The LX 7G100 arrives as a Founder Edition model with 12GB of GDDR6 memory. It also includes four DisplayPort 1.4a outputs, with support for HDR 8K 60Hz, which gives it a fairly up-to-date display configuration.

On the software side, Lisuan has put broad API support into place. The card supports DirectX 12, Vulkan 1.3, OpenGL 4.6, and OpenCL 3.0, which shows that the company is aiming at a modern graphics stack rather than a bare-bones launch.

Even so, the hardware list does not translate into class-leading gaming numbers. The gap between technical readiness and actual game performance is still wide, especially at the price the card is asking.

Synthetic scores look better than game results

In 3DMark testing, the LX 7G100 performs around the RTX 3060 level or slightly above it. For a first-generation retail GPU from a company that had to build its hardware, architecture, drivers, and software stack from scratch, that is a meaningful step forward.

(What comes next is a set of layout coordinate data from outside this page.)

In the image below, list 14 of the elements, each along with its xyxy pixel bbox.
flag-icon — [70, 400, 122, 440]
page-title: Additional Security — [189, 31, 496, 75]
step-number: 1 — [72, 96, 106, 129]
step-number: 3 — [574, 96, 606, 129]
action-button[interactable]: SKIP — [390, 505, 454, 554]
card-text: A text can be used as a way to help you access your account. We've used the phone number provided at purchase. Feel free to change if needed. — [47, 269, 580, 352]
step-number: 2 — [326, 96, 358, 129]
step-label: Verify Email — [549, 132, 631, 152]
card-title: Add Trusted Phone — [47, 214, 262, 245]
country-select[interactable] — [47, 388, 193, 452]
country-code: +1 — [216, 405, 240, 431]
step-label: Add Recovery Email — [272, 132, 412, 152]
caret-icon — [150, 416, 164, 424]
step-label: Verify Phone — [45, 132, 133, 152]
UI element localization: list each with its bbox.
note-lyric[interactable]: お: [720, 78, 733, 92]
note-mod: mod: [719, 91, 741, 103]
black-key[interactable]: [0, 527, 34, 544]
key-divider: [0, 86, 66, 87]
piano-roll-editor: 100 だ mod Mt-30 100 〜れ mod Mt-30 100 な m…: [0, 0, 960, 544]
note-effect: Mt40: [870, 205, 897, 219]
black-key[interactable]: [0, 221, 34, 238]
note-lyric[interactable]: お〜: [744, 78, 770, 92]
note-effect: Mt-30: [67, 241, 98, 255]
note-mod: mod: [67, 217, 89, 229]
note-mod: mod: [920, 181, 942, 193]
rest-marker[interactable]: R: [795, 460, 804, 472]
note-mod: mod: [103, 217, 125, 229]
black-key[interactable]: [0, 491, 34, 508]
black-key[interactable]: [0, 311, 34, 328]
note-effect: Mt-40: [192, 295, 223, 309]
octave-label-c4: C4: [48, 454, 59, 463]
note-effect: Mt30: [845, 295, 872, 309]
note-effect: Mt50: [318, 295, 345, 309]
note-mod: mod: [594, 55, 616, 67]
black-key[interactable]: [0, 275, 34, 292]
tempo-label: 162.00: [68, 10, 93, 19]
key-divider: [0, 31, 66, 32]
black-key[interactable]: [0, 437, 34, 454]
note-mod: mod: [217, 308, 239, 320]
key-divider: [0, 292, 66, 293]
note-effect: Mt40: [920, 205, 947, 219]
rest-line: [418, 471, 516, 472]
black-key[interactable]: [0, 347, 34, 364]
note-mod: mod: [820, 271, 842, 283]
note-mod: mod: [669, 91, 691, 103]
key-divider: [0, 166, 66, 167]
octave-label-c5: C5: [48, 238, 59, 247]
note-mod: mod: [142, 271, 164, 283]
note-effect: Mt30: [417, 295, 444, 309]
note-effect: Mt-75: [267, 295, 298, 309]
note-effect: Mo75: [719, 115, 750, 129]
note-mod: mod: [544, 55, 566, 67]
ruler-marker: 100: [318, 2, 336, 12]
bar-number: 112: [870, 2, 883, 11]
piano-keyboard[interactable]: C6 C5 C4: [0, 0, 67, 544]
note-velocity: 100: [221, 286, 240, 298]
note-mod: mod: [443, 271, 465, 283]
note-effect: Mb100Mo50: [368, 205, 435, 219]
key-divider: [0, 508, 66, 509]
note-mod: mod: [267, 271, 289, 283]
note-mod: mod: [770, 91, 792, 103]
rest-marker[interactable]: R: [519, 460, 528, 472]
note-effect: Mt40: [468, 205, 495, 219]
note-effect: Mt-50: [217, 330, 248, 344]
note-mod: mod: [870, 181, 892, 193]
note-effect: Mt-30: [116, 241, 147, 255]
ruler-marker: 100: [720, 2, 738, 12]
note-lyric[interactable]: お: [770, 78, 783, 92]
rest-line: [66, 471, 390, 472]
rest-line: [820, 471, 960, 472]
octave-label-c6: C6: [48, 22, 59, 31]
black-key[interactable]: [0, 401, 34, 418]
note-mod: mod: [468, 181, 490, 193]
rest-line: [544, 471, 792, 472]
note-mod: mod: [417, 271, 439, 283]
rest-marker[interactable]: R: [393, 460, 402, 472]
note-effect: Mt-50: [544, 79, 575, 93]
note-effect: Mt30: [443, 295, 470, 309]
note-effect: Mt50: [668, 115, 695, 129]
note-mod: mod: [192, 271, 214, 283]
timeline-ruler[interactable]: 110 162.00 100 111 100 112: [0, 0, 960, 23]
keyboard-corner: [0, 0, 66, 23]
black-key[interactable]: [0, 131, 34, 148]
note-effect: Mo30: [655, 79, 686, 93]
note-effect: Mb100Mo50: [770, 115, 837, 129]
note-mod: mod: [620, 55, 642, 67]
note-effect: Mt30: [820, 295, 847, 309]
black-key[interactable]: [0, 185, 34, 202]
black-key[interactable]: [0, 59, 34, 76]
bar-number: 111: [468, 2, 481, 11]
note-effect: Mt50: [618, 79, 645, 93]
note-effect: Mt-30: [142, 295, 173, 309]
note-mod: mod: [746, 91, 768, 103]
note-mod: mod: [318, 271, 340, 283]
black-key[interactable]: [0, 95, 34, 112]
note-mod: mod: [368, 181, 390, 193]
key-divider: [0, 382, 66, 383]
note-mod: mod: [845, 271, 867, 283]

The improvement is also notable when compared with Lisuan’s earlier prototype sample from last year, which was only on par with the GTX 660 Ti. That kind of jump suggests the company has made real progress in a relatively short time.

But synthetic benchmarks only tell part of the story. Once actual games enter the picture, the card’s limits become much easier to see.

Game performance stays well behind the price tier

In Cyberpunk 2077 at 1080p with FSR3 Quality, the LX 7G100 reaches an average of 88 fps. That is far below the RTX 4060, which posts 232 fps, and also trails the Intel Arc B580 at 243 fps.

The same pattern appears in other games. In Black Myth: Wukong, the card manages 56 fps, while Forza Horizon 5 comes in at 48 fps even with the graphics preset lowered to Low.

Those numbers make the pricing hard to justify for buyers who are looking only at gaming value. A card selling for 3,300 Yuan but performing like an older mainstream GPU sits in an awkward position, especially when direct rivals in the market are much faster in the same kind of use case.

Software is more stable, but features still lag

One of the more encouraging signs is that many modern games are said to launch and run without frequent crashes. That alone gives the LX 7G100 a more mature debut than earlier attempts from China’s GPU sector.

The comparison with Moore Threads MTT S80 is telling, since that card reportedly needed dozens of driver updates before it became reasonably usable for gaming. Lisuan’s entry appears more stable out of the gate, even if it is not yet polished.

The remaining weaknesses are still obvious. The driver panel is described as very basic, overclocking stability is not consistent, and system monitoring features remain limited. Hardware ray tracing is also absent, with Lisuan saying the feature will arrive on its second-generation GPU instead.

A visible step forward, but not a clear purchase choice

The LX 7G100 shows that China’s local GPU industry is moving beyond experimental hardware and into real retail products. It has broad API support, a stable enough software foundation for many games, and a clear improvement over earlier prototype performance.

Still, the combination of a 3,300 Yuan price tag, RTX 3060-like gaming results, and unfinished feature support leaves it in a difficult spot. For now, the LX 7G100 looks more like proof of progress than a convincing buy for mainstream gamers.